Oh, well, for Champions League, MLS teams are inordinately limited in international play. That’s the key point. You think, “Well we have to do that here but we’re going to send those teams in and hope they do well against Mexican sides that don’t have any comparable restrictions.” [Mexican clubs have] no caps, no drafts, nothing close to the curbs on unfettered use of support MLS applies with the blessings of US Soccer.
And for the United States Mens National Team, it’s sort of a crossover effect. MLS’s shortcomings show up in the USMNT. Klinsmann has to go and scour Germany [for players] so it’s still caught up in the system. Soccer’s a global market, one in which MLS and USSF still refuse to fully participate. That’s the core of the pro-rel debate, from my perspective.
Okay two more questions for you. I’ve got this one and the pizza question. Give me a prediction fifteen years down the road what’s the situation of US soccer. Where’s it going to be?
I hate to do time predictions. We can change this. People can change this just by standing up and saying “We want a change.” I have no idea how long it’s going to take. I don’t know when the tipping point is but when we get there. It’ll change. So… I hate to make time predictions. When we have the strength to either change the US Soccer board or change policy at US Soccer. When US fans stand up to it and say, “We want this change to the point of which something has to be done,” it’ll change. And that’s the entire point.
But obviously you wouldn’t feel so strongly about it if you didn’t think if there was a realistic change to happen.
Oh I think everything is set up! Soccer is unique in that it runs, at least for now, under a federation in which promotion and relegation is the accepted mode of operation. It’s part of the FIFA bylaw structure and you can argue if that applies to the US or not, but it’s in there. We have a federation that governs that is, at least ideally, set up to be responsive to supporters and fans.
We have an opportunity that, say, a baseball fan or a football fan doesn’t have. To push and achieve and have our voices heard on something like this. There’s no where to go in baseball to say “We want promotion and relegation”, there’s no governing body over them. You’d have to go straight to Major League Baseball and say “Yeah, open up we want promotion and relegation!” And you’re going to a body that intrinsically is a different kind of business and basically answers to nobody but the US Congress.
Okay maybe not a prediction but maybe an expectation between MLS and NASL. How do you see NASL advancing in the future?
I think the D1 sanction to MLS, with the current makeup is all but ironclad. That gives NASL some real significant roadblocks. It’s an asset. I think US Soccer giving D1 to anybody is an automatic asset in terms of global perception and the perception of major league versus minor league in the United States. So that’s going to be a roadblock for NASL and it’s real.
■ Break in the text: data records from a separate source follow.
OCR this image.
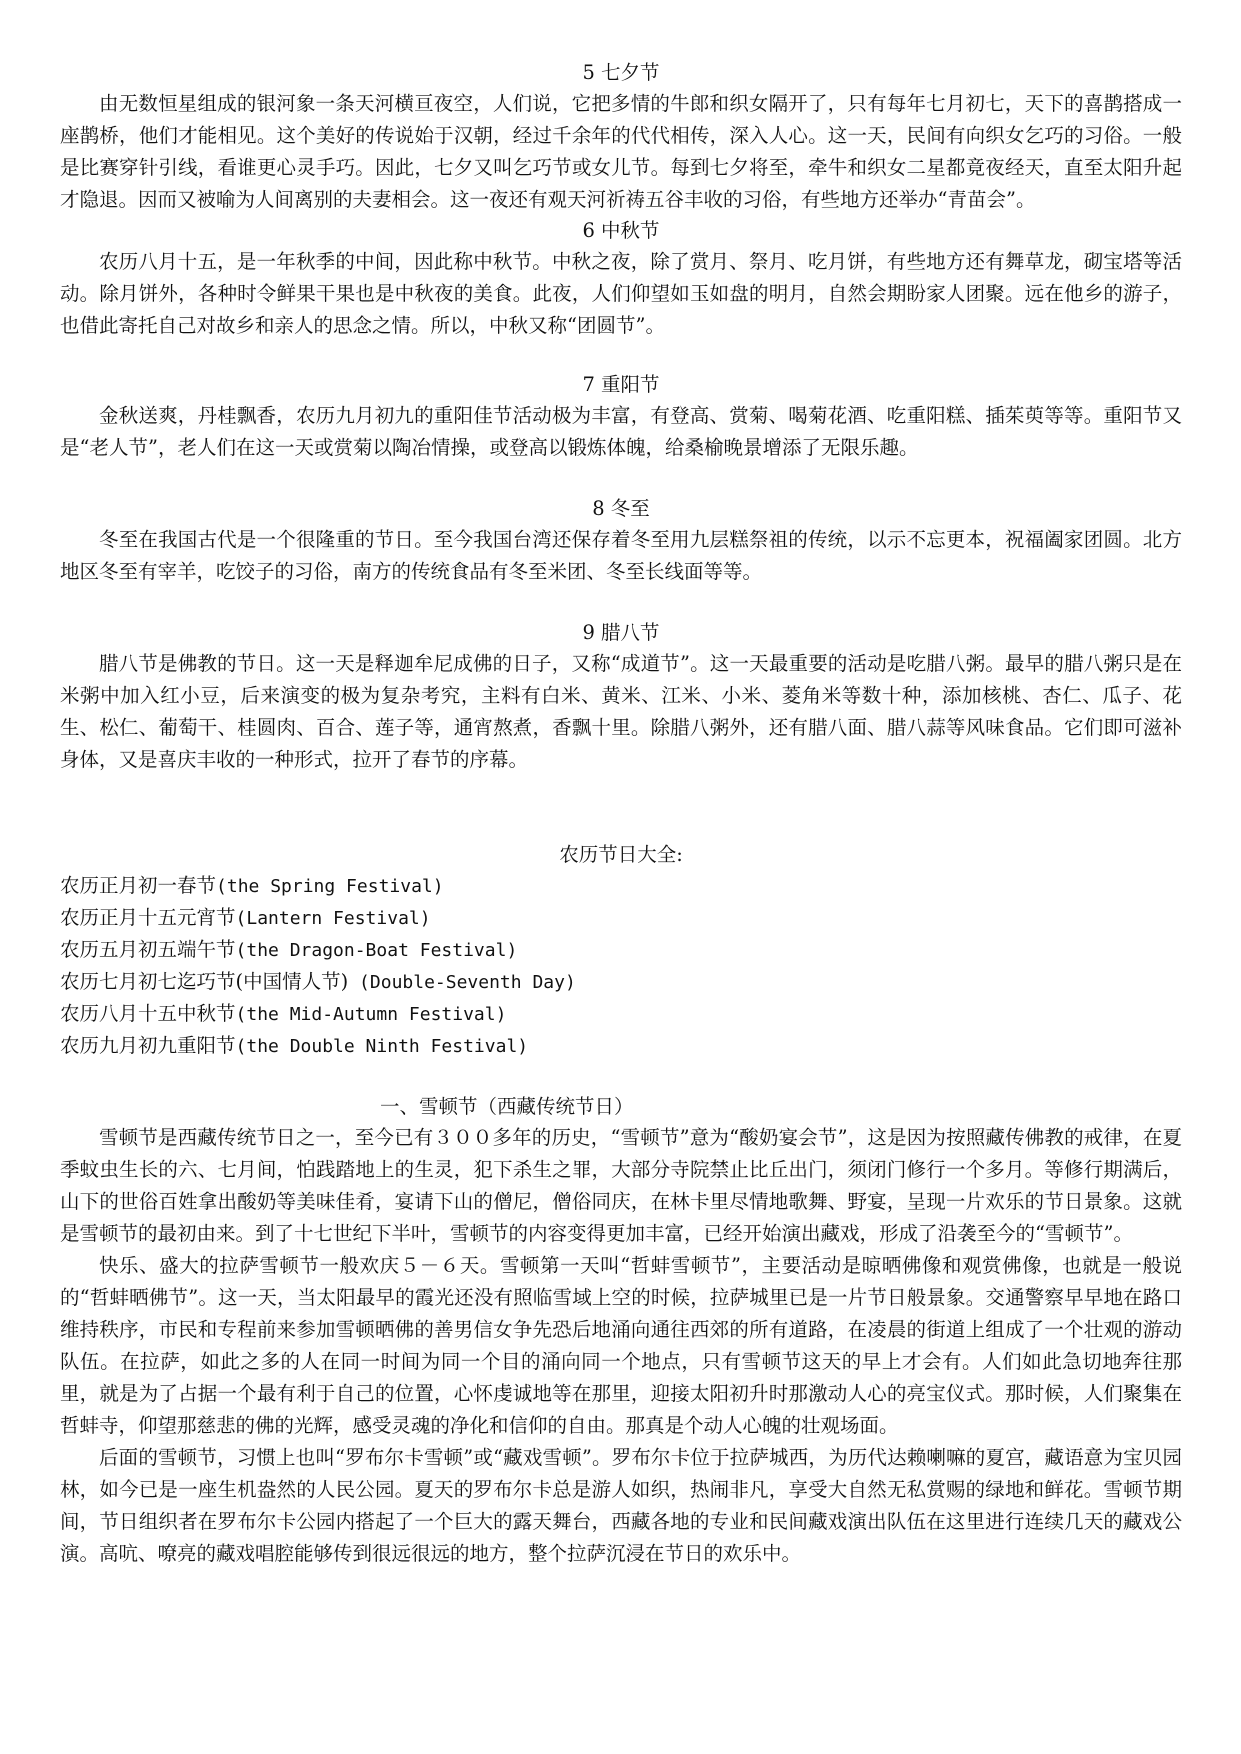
5 七夕节

由无数恒星组成的银河象一条天河横亘夜空，人们说，它把多情的牛郎和织女隔开了，只有每年七月初七，天下的喜鹊搭成一座鹊桥，他们才能相见。这个美好的传说始于汉朝，经过千余年的代代相传，深入人心。这一天，民间有向织女乞巧的习俗。一般是比赛穿针引线，看谁更心灵手巧。因此，七夕又叫乞巧节或女儿节。每到七夕将至，牵牛和织女二星都竟夜经天，直至太阳升起才隐退。因而又被喻为人间离别的夫妻相会。这一夜还有观天河祈祷五谷丰收的习俗，有些地方还举办“青苗会”。

6 中秋节

农历八月十五，是一年秋季的中间，因此称中秋节。中秋之夜，除了赏月、祭月、吃月饼，有些地方还有舞草龙，砌宝塔等活动。除月饼外，各种时令鲜果干果也是中秋夜的美食。此夜，人们仰望如玉如盘的明月，自然会期盼家人团聚。远在他乡的游子，也借此寄托自己对故乡和亲人的思念之情。所以，中秋又称“团圆节”。

7 重阳节

金秋送爽，丹桂飘香，农历九月初九的重阳佳节活动极为丰富，有登高、赏菊、喝菊花酒、吃重阳糕、插茱萸等等。重阳节又是“老人节”，老人们在这一天或赏菊以陶冶情操，或登高以锻炼体魄，给桑榆晚景增添了无限乐趣。

8 冬至

冬至在我国古代是一个很隆重的节日。至今我国台湾还保存着冬至用九层糕祭祖的传统，以示不忘更本，祝福阖家团圆。北方地区冬至有宰羊，吃饺子的习俗，南方的传统食品有冬至米团、冬至长线面等等。

9 腊八节

腊八节是佛教的节日。这一天是释迦牟尼成佛的日子，又称“成道节”。这一天最重要的活动是吃腊八粥。最早的腊八粥只是在米粥中加入红小豆，后来演变的极为复杂考究，主料有白米、黄米、江米、小米、菱角米等数十种，添加核桃、杏仁、瓜子、花生、松仁、葡萄干、桂圆肉、百合、莲子等，通宵熬煮，香飘十里。除腊八粥外，还有腊八面、腊八蒜等风味食品。它们即可滋补身体，又是喜庆丰收的一种形式，拉开了春节的序幕。

农历节日大全:
农历正月初一春节(the Spring Festival)
农历正月十五元宵节(Lantern Festival)
农历五月初五端午节(the Dragon-Boat Festival)
农历七月初七迄巧节(中国情人节) (Double-Seventh Day)
农历八月十五中秋节(the Mid-Autumn Festival)
农历九月初九重阳节(the Double Ninth Festival)
一、雪顿节（西藏传统节日）

雪顿节是西藏传统节日之一，至今已有３００多年的历史，“雪顿节”意为“酸奶宴会节”，这是因为按照藏传佛教的戒律，在夏季蚊虫生长的六、七月间，怕践踏地上的生灵，犯下杀生之罪，大部分寺院禁止比丘出门，须闭门修行一个多月。等修行期满后，山下的世俗百姓拿出酸奶等美味佳肴，宴请下山的僧尼，僧俗同庆，在林卡里尽情地歌舞、野宴，呈现一片欢乐的节日景象。这就是雪顿节的最初由来。到了十七世纪下半叶，雪顿节的内容变得更加丰富，已经开始演出藏戏，形成了沿袭至今的“雪顿节”。

快乐、盛大的拉萨雪顿节一般欢庆５－６天。雪顿第一天叫“哲蚌雪顿节”，主要活动是晾晒佛像和观赏佛像，也就是一般说的“哲蚌晒佛节”。这一天，当太阳最早的霞光还没有照临雪域上空的时候，拉萨城里已是一片节日般景象。交通警察早早地在路口维持秩序，市民和专程前来参加雪顿晒佛的善男信女争先恐后地涌向通往西郊的所有道路，在凌晨的街道上组成了一个壮观的游动队伍。在拉萨，如此之多的人在同一时间为同一个目的涌向同一个地点，只有雪顿节这天的早上才会有。人们如此急切地奔往那里，就是为了占据一个最有利于自己的位置，心怀虔诚地等在那里，迎接太阳初升时那激动人心的亮宝仪式。那时候，人们聚集在哲蚌寺，仰望那慈悲的佛的光辉，感受灵魂的净化和信仰的自由。那真是个动人心魄的壮观场面。

后面的雪顿节，习惯上也叫“罗布尔卡雪顿”或“藏戏雪顿”。罗布尔卡位于拉萨城西，为历代达赖喇嘛的夏宫，藏语意为宝贝园林，如今已是一座生机盎然的人民公园。夏天的罗布尔卡总是游人如织，热闹非凡，享受大自然无私赏赐的绿地和鲜花。雪顿节期间，节日组织者在罗布尔卡公园内搭起了一个巨大的露天舞台，西藏各地的专业和民间藏戏演出队伍在这里进行连续几天的藏戏公演。高吭、嘹亮的藏戏唱腔能够传到很远很远的地方，整个拉萨沉浸在节日的欢乐中。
Quality-wise, again, I think the gap is really small. US Open Cup games go a long way to proving that. Still, it’s intrepid of NASL to go for this. I think it’s good for everybody involved that they do. It’s the one thing pushing MLS to improve quality. I don’t see any other factors out there. If you believe that MLS is in better financial state in any time of their history, while at the same time EPL continues to leap heads and bounds over them in American interest… For me, it’s like, if you have this whole thing set up that you can profit regardless of your relevance versus other American sports or imported soccer and you have a willing party in Sunil Gulati, who is financially tied to an MLS owner, it’s tough to see how it changes any time soon. But that’s what’s going to have to happen.
Okay, last question, best pizza you’ve ever had. Toughest question of the day.
I actually make really good pizza. *laughs*
Yeah? What's the secret?
I like pesto with sort of half-whole grain crust and a kalamata olives and Joey Saputo’s cheese, mozzarella cheese. But I’ve had really good pizza on the street in New York but that’s different. It’s a very different kind of pizza.
If only there was some sort of way to promote and relegate these pizzas you’ve had into one standing.
Absolutely. But none of these pizzas are limited by domestic parity so that’s a good thing.